Herkes önemli bir olayın olabileceğinden endişe duyarak gerilmişti. Hepimiz diken üstünde idik O gün sis vardı ve aydınlatma projektörleri ile aydınlatılıyordu. Bu nedenle bulunduğumuz tepeden personel yalan mesafeden rahatça görülüyordu. Saat 00:30 sularında çatışma başladı. Yüzden fazla terörist olduğunu düşünüyorum.
Piyade Er Recep Can:
Olay gecesinden iki gün önce öğle saatlerinde dokuz on katırla üç kişilik görüntü tespit edildi. Bu görüntü Çağdaş Üsteğmen tarafından Tabur Komutanına bildirildi. Akabinde Kobra helikopteri talebinde bulunuldu ancak talep uygun görülmedi.

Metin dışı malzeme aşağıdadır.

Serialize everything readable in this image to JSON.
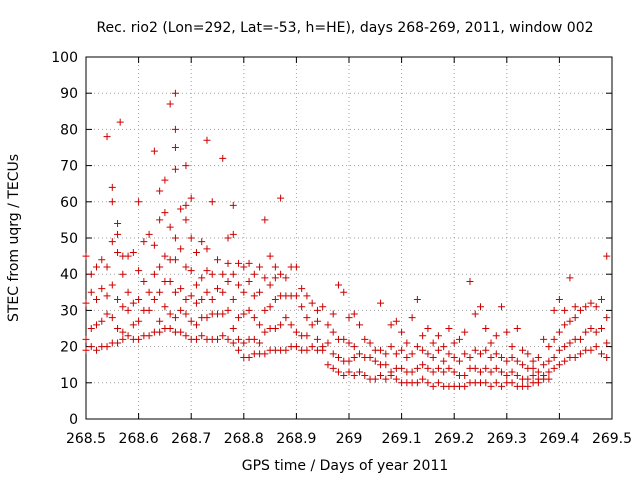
{
  "chart_data": {
    "type": "scatter",
    "title": "Rec. rio2 (Lon=292, Lat=-53, h=HE), days 268-269, 2011, window 002",
    "xlabel": "GPS time / Days of year 2011",
    "ylabel": "STEC from uqrg / TECUs",
    "xlim": [
      268.5,
      269.5
    ],
    "ylim": [
      0,
      100
    ],
    "xticks": [
      "268.5",
      "268.6",
      "268.7",
      "268.8",
      "268.9",
      "269",
      "269.1",
      "269.2",
      "269.3",
      "269.4",
      "269.5"
    ],
    "yticks": [
      "0",
      "10",
      "20",
      "30",
      "40",
      "50",
      "60",
      "70",
      "80",
      "90",
      "100"
    ],
    "grid": true,
    "marker": "+",
    "color": "#cc0000",
    "points": [
      [
        268.5,
        19
      ],
      [
        268.5,
        22
      ],
      [
        268.5,
        32
      ],
      [
        268.5,
        45
      ],
      [
        268.51,
        20
      ],
      [
        268.51,
        25
      ],
      [
        268.51,
        35
      ],
      [
        268.51,
        40
      ],
      [
        268.52,
        19
      ],
      [
        268.52,
        26
      ],
      [
        268.52,
        33
      ],
      [
        268.52,
        42
      ],
      [
        268.53,
        20
      ],
      [
        268.53,
        27
      ],
      [
        268.53,
        36
      ],
      [
        268.53,
        44
      ],
      [
        268.54,
        20
      ],
      [
        268.54,
        29
      ],
      [
        268.54,
        34
      ],
      [
        268.54,
        42
      ],
      [
        268.54,
        78
      ],
      [
        268.55,
        21
      ],
      [
        268.55,
        28
      ],
      [
        268.55,
        37
      ],
      [
        268.55,
        49
      ],
      [
        268.55,
        60
      ],
      [
        268.55,
        64
      ],
      [
        268.56,
        21
      ],
      [
        268.56,
        25
      ],
      [
        268.56,
        33
      ],
      [
        268.56,
        46
      ],
      [
        268.56,
        51
      ],
      [
        268.56,
        54
      ],
      [
        268.565,
        82
      ],
      [
        268.57,
        22
      ],
      [
        268.57,
        24
      ],
      [
        268.57,
        31
      ],
      [
        268.57,
        40
      ],
      [
        268.57,
        45
      ],
      [
        268.58,
        23
      ],
      [
        268.58,
        30
      ],
      [
        268.58,
        35
      ],
      [
        268.58,
        45
      ],
      [
        268.59,
        22
      ],
      [
        268.59,
        26
      ],
      [
        268.59,
        32
      ],
      [
        268.59,
        46
      ],
      [
        268.6,
        22
      ],
      [
        268.6,
        27
      ],
      [
        268.6,
        33
      ],
      [
        268.6,
        41
      ],
      [
        268.6,
        60
      ],
      [
        268.61,
        23
      ],
      [
        268.61,
        30
      ],
      [
        268.61,
        38
      ],
      [
        268.61,
        49
      ],
      [
        268.62,
        23
      ],
      [
        268.62,
        30
      ],
      [
        268.62,
        35
      ],
      [
        268.62,
        51
      ],
      [
        268.63,
        24
      ],
      [
        268.63,
        33
      ],
      [
        268.63,
        40
      ],
      [
        268.63,
        48
      ],
      [
        268.63,
        74
      ],
      [
        268.64,
        24
      ],
      [
        268.64,
        27
      ],
      [
        268.64,
        35
      ],
      [
        268.64,
        42
      ],
      [
        268.64,
        55
      ],
      [
        268.64,
        63
      ],
      [
        268.65,
        25
      ],
      [
        268.65,
        31
      ],
      [
        268.65,
        38
      ],
      [
        268.65,
        45
      ],
      [
        268.65,
        57
      ],
      [
        268.65,
        66
      ],
      [
        268.66,
        25
      ],
      [
        268.66,
        29
      ],
      [
        268.66,
        38
      ],
      [
        268.66,
        44
      ],
      [
        268.66,
        53
      ],
      [
        268.66,
        87
      ],
      [
        268.67,
        24
      ],
      [
        268.67,
        28
      ],
      [
        268.67,
        35
      ],
      [
        268.67,
        44
      ],
      [
        268.67,
        50
      ],
      [
        268.67,
        69
      ],
      [
        268.67,
        75
      ],
      [
        268.67,
        80
      ],
      [
        268.67,
        90
      ],
      [
        268.68,
        24
      ],
      [
        268.68,
        30
      ],
      [
        268.68,
        36
      ],
      [
        268.68,
        47
      ],
      [
        268.68,
        58
      ],
      [
        268.69,
        23
      ],
      [
        268.69,
        29
      ],
      [
        268.69,
        33
      ],
      [
        268.69,
        42
      ],
      [
        268.69,
        55
      ],
      [
        268.69,
        59
      ],
      [
        268.69,
        70
      ],
      [
        268.7,
        22
      ],
      [
        268.7,
        27
      ],
      [
        268.7,
        34
      ],
      [
        268.7,
        41
      ],
      [
        268.7,
        50
      ],
      [
        268.7,
        61
      ],
      [
        268.71,
        22
      ],
      [
        268.71,
        26
      ],
      [
        268.71,
        32
      ],
      [
        268.71,
        37
      ],
      [
        268.71,
        46
      ],
      [
        268.72,
        23
      ],
      [
        268.72,
        28
      ],
      [
        268.72,
        33
      ],
      [
        268.72,
        39
      ],
      [
        268.72,
        49
      ],
      [
        268.73,
        22
      ],
      [
        268.73,
        28
      ],
      [
        268.73,
        35
      ],
      [
        268.73,
        41
      ],
      [
        268.73,
        47
      ],
      [
        268.73,
        77
      ],
      [
        268.74,
        22
      ],
      [
        268.74,
        29
      ],
      [
        268.74,
        33
      ],
      [
        268.74,
        40
      ],
      [
        268.74,
        60
      ],
      [
        268.75,
        22
      ],
      [
        268.75,
        29
      ],
      [
        268.75,
        36
      ],
      [
        268.75,
        44
      ],
      [
        268.76,
        23
      ],
      [
        268.76,
        29
      ],
      [
        268.76,
        35
      ],
      [
        268.76,
        40
      ],
      [
        268.76,
        72
      ],
      [
        268.77,
        22
      ],
      [
        268.77,
        30
      ],
      [
        268.77,
        38
      ],
      [
        268.77,
        43
      ],
      [
        268.77,
        50
      ],
      [
        268.78,
        21
      ],
      [
        268.78,
        25
      ],
      [
        268.78,
        33
      ],
      [
        268.78,
        40
      ],
      [
        268.78,
        51
      ],
      [
        268.78,
        59
      ],
      [
        268.79,
        19
      ],
      [
        268.79,
        22
      ],
      [
        268.79,
        28
      ],
      [
        268.79,
        37
      ],
      [
        268.79,
        43
      ],
      [
        268.8,
        17
      ],
      [
        268.8,
        21
      ],
      [
        268.8,
        29
      ],
      [
        268.8,
        35
      ],
      [
        268.8,
        42
      ],
      [
        268.81,
        17
      ],
      [
        268.81,
        22
      ],
      [
        268.81,
        30
      ],
      [
        268.81,
        38
      ],
      [
        268.81,
        43
      ],
      [
        268.82,
        18
      ],
      [
        268.82,
        22
      ],
      [
        268.82,
        28
      ],
      [
        268.82,
        34
      ],
      [
        268.82,
        40
      ],
      [
        268.83,
        18
      ],
      [
        268.83,
        21
      ],
      [
        268.83,
        26
      ],
      [
        268.83,
        35
      ],
      [
        268.83,
        42
      ],
      [
        268.84,
        18
      ],
      [
        268.84,
        24
      ],
      [
        268.84,
        30
      ],
      [
        268.84,
        39
      ],
      [
        268.84,
        55
      ],
      [
        268.85,
        19
      ],
      [
        268.85,
        25
      ],
      [
        268.85,
        31
      ],
      [
        268.85,
        37
      ],
      [
        268.85,
        45
      ],
      [
        268.86,
        19
      ],
      [
        268.86,
        25
      ],
      [
        268.86,
        33
      ],
      [
        268.86,
        39
      ],
      [
        268.86,
        42
      ],
      [
        268.87,
        19
      ],
      [
        268.87,
        26
      ],
      [
        268.87,
        34
      ],
      [
        268.87,
        40
      ],
      [
        268.87,
        61
      ],
      [
        268.88,
        19
      ],
      [
        268.88,
        28
      ],
      [
        268.88,
        34
      ],
      [
        268.88,
        39
      ],
      [
        268.89,
        20
      ],
      [
        268.89,
        26
      ],
      [
        268.89,
        34
      ],
      [
        268.89,
        42
      ],
      [
        268.9,
        20
      ],
      [
        268.9,
        24
      ],
      [
        268.9,
        34
      ],
      [
        268.9,
        42
      ],
      [
        268.91,
        19
      ],
      [
        268.91,
        23
      ],
      [
        268.91,
        31
      ],
      [
        268.91,
        36
      ],
      [
        268.92,
        19
      ],
      [
        268.92,
        23
      ],
      [
        268.92,
        28
      ],
      [
        268.92,
        34
      ],
      [
        268.93,
        20
      ],
      [
        268.93,
        26
      ],
      [
        268.93,
        32
      ],
      [
        268.94,
        19
      ],
      [
        268.94,
        22
      ],
      [
        268.94,
        27
      ],
      [
        268.94,
        30
      ],
      [
        268.95,
        19
      ],
      [
        268.95,
        20
      ],
      [
        268.95,
        31
      ],
      [
        268.96,
        15
      ],
      [
        268.96,
        21
      ],
      [
        268.96,
        26
      ],
      [
        268.97,
        14
      ],
      [
        268.97,
        18
      ],
      [
        268.97,
        24
      ],
      [
        268.97,
        29
      ],
      [
        268.98,
        13
      ],
      [
        268.98,
        17
      ],
      [
        268.98,
        22
      ],
      [
        268.98,
        37
      ],
      [
        268.99,
        12
      ],
      [
        268.99,
        16
      ],
      [
        268.99,
        22
      ],
      [
        268.99,
        35
      ],
      [
        269.0,
        13
      ],
      [
        269.0,
        16
      ],
      [
        269.0,
        21
      ],
      [
        269.0,
        28
      ],
      [
        269.01,
        12
      ],
      [
        269.01,
        17
      ],
      [
        269.01,
        20
      ],
      [
        269.01,
        29
      ],
      [
        269.02,
        13
      ],
      [
        269.02,
        18
      ],
      [
        269.02,
        26
      ],
      [
        269.03,
        12
      ],
      [
        269.03,
        17
      ],
      [
        269.03,
        22
      ],
      [
        269.04,
        11
      ],
      [
        269.04,
        17
      ],
      [
        269.04,
        21
      ],
      [
        269.05,
        11
      ],
      [
        269.05,
        16
      ],
      [
        269.05,
        19
      ],
      [
        269.06,
        12
      ],
      [
        269.06,
        15
      ],
      [
        269.06,
        19
      ],
      [
        269.06,
        32
      ],
      [
        269.07,
        11
      ],
      [
        269.07,
        15
      ],
      [
        269.07,
        18
      ],
      [
        269.08,
        12
      ],
      [
        269.08,
        13
      ],
      [
        269.08,
        20
      ],
      [
        269.08,
        26
      ],
      [
        269.09,
        11
      ],
      [
        269.09,
        14
      ],
      [
        269.09,
        18
      ],
      [
        269.09,
        27
      ],
      [
        269.1,
        10
      ],
      [
        269.1,
        14
      ],
      [
        269.1,
        19
      ],
      [
        269.1,
        24
      ],
      [
        269.11,
        10
      ],
      [
        269.11,
        13
      ],
      [
        269.11,
        17
      ],
      [
        269.11,
        21
      ],
      [
        269.12,
        10
      ],
      [
        269.12,
        13
      ],
      [
        269.12,
        18
      ],
      [
        269.12,
        28
      ],
      [
        269.13,
        10
      ],
      [
        269.13,
        14
      ],
      [
        269.13,
        20
      ],
      [
        269.13,
        33
      ],
      [
        269.14,
        11
      ],
      [
        269.14,
        15
      ],
      [
        269.14,
        19
      ],
      [
        269.14,
        23
      ],
      [
        269.15,
        10
      ],
      [
        269.15,
        14
      ],
      [
        269.15,
        18
      ],
      [
        269.15,
        25
      ],
      [
        269.16,
        9
      ],
      [
        269.16,
        13
      ],
      [
        269.16,
        17
      ],
      [
        269.16,
        21
      ],
      [
        269.17,
        10
      ],
      [
        269.17,
        14
      ],
      [
        269.17,
        19
      ],
      [
        269.17,
        23
      ],
      [
        269.18,
        9
      ],
      [
        269.18,
        13
      ],
      [
        269.18,
        16
      ],
      [
        269.18,
        20
      ],
      [
        269.19,
        9
      ],
      [
        269.19,
        14
      ],
      [
        269.19,
        18
      ],
      [
        269.19,
        25
      ],
      [
        269.2,
        9
      ],
      [
        269.2,
        13
      ],
      [
        269.2,
        17
      ],
      [
        269.2,
        21
      ],
      [
        269.21,
        9
      ],
      [
        269.21,
        12
      ],
      [
        269.21,
        16
      ],
      [
        269.21,
        22
      ],
      [
        269.22,
        9
      ],
      [
        269.22,
        12
      ],
      [
        269.22,
        18
      ],
      [
        269.22,
        24
      ],
      [
        269.23,
        10
      ],
      [
        269.23,
        14
      ],
      [
        269.23,
        17
      ],
      [
        269.23,
        38
      ],
      [
        269.24,
        10
      ],
      [
        269.24,
        14
      ],
      [
        269.24,
        19
      ],
      [
        269.24,
        29
      ],
      [
        269.25,
        10
      ],
      [
        269.25,
        13
      ],
      [
        269.25,
        18
      ],
      [
        269.25,
        31
      ],
      [
        269.26,
        10
      ],
      [
        269.26,
        14
      ],
      [
        269.26,
        19
      ],
      [
        269.26,
        25
      ],
      [
        269.27,
        9
      ],
      [
        269.27,
        13
      ],
      [
        269.27,
        17
      ],
      [
        269.27,
        21
      ],
      [
        269.28,
        10
      ],
      [
        269.28,
        14
      ],
      [
        269.28,
        18
      ],
      [
        269.28,
        23
      ],
      [
        269.29,
        9
      ],
      [
        269.29,
        13
      ],
      [
        269.29,
        17
      ],
      [
        269.29,
        31
      ],
      [
        269.3,
        10
      ],
      [
        269.3,
        12
      ],
      [
        269.3,
        16
      ],
      [
        269.3,
        24
      ],
      [
        269.31,
        10
      ],
      [
        269.31,
        13
      ],
      [
        269.31,
        17
      ],
      [
        269.31,
        20
      ],
      [
        269.32,
        9
      ],
      [
        269.32,
        12
      ],
      [
        269.32,
        16
      ],
      [
        269.32,
        25
      ],
      [
        269.33,
        9
      ],
      [
        269.33,
        11
      ],
      [
        269.33,
        15
      ],
      [
        269.33,
        19
      ],
      [
        269.34,
        9
      ],
      [
        269.34,
        11
      ],
      [
        269.34,
        14
      ],
      [
        269.34,
        18
      ],
      [
        269.35,
        10
      ],
      [
        269.35,
        12
      ],
      [
        269.35,
        14
      ],
      [
        269.35,
        16
      ],
      [
        269.36,
        10
      ],
      [
        269.36,
        11
      ],
      [
        269.36,
        13
      ],
      [
        269.36,
        17
      ],
      [
        269.37,
        11
      ],
      [
        269.37,
        12
      ],
      [
        269.37,
        15
      ],
      [
        269.37,
        22
      ],
      [
        269.38,
        11
      ],
      [
        269.38,
        13
      ],
      [
        269.38,
        16
      ],
      [
        269.38,
        20
      ],
      [
        269.39,
        14
      ],
      [
        269.39,
        17
      ],
      [
        269.39,
        22
      ],
      [
        269.39,
        30
      ],
      [
        269.4,
        15
      ],
      [
        269.4,
        19
      ],
      [
        269.4,
        24
      ],
      [
        269.4,
        33
      ],
      [
        269.41,
        16
      ],
      [
        269.41,
        20
      ],
      [
        269.41,
        26
      ],
      [
        269.41,
        30
      ],
      [
        269.42,
        17
      ],
      [
        269.42,
        21
      ],
      [
        269.42,
        27
      ],
      [
        269.42,
        39
      ],
      [
        269.43,
        17
      ],
      [
        269.43,
        22
      ],
      [
        269.43,
        28
      ],
      [
        269.43,
        31
      ],
      [
        269.44,
        18
      ],
      [
        269.44,
        22
      ],
      [
        269.44,
        30
      ],
      [
        269.45,
        19
      ],
      [
        269.45,
        24
      ],
      [
        269.45,
        31
      ],
      [
        269.46,
        19
      ],
      [
        269.46,
        25
      ],
      [
        269.46,
        32
      ],
      [
        269.47,
        20
      ],
      [
        269.47,
        24
      ],
      [
        269.47,
        31
      ],
      [
        269.48,
        18
      ],
      [
        269.48,
        25
      ],
      [
        269.48,
        33
      ],
      [
        269.49,
        17
      ],
      [
        269.49,
        21
      ],
      [
        269.49,
        28
      ],
      [
        269.49,
        45
      ]
    ]
  }
}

Piyade Onbaşı Mustafa Kala:
Olaydan üç gün önce terörist gruplar ve katırlar görüldü. Olay günü kırmızı alarm durumundaydık, ilk ateşi teröristler başlattı. Mevzilerimize roketatar, el bombası, doçka, biksi ve Kalaşnikof silahlarla yoğun bir baskı ateşi başladı.
Piyade Er Cüneyt Ömür,
Silah 5-6 kez tutukluk yaptı...
Bu ifadeler 12 evladımızı şehit verdiğimiz Dağlıca baskınına dair açılan soruşturmadan basına sızan ifadeler.
Elbette henüz hazırlık soruşturmasındayız ancak o baskında idari bir büyük beceriksizlik ve çok ciddi ihmaller olduğu anlaşılıyor.
Yaşadığımız iletişim çağında gerçeklerin üstü örtülemez.
O taburdaki 600 asker bugün değilse yarın konuşacak.
Siz ise kafanızı ne kadar kuma gömerseniz gömün bu gerçekler öğrenilecek ve tartışılacak.
Tutukluk yapan silahlar, istihbaratı okuyamayan yetkililer...
Görev başında olmayan komutanlar...
Biz bu çocukları ne uğruna size emanet ediyoruz?
Bu vatanı millet adına savunsunlar diye...
Siz onları büyük bir beceriksizlikle ve ihmalle ölüme yollayın diye değil...
Garibanları vatan haini diye damgalamak kolay...
Sitenize geceyarısı e-muhtıra koyup tepki oylarını AK Partiye gümüş tepside sunmak da kolay...
O siteye bir açıklama da Dağlıca ve diğer bilmediğimiz vakalarda şehit düşenler için koyun.
Bu milletten özür dileyin.
Evlatlarınız ihmalden ve beceriksizlikten öldü...
deyiverin.
Hadi beni susturdunuz, tarihi nasıl susturacaksınız?
Vicdanlarınızın sesini nasıl susturuyorsunuz?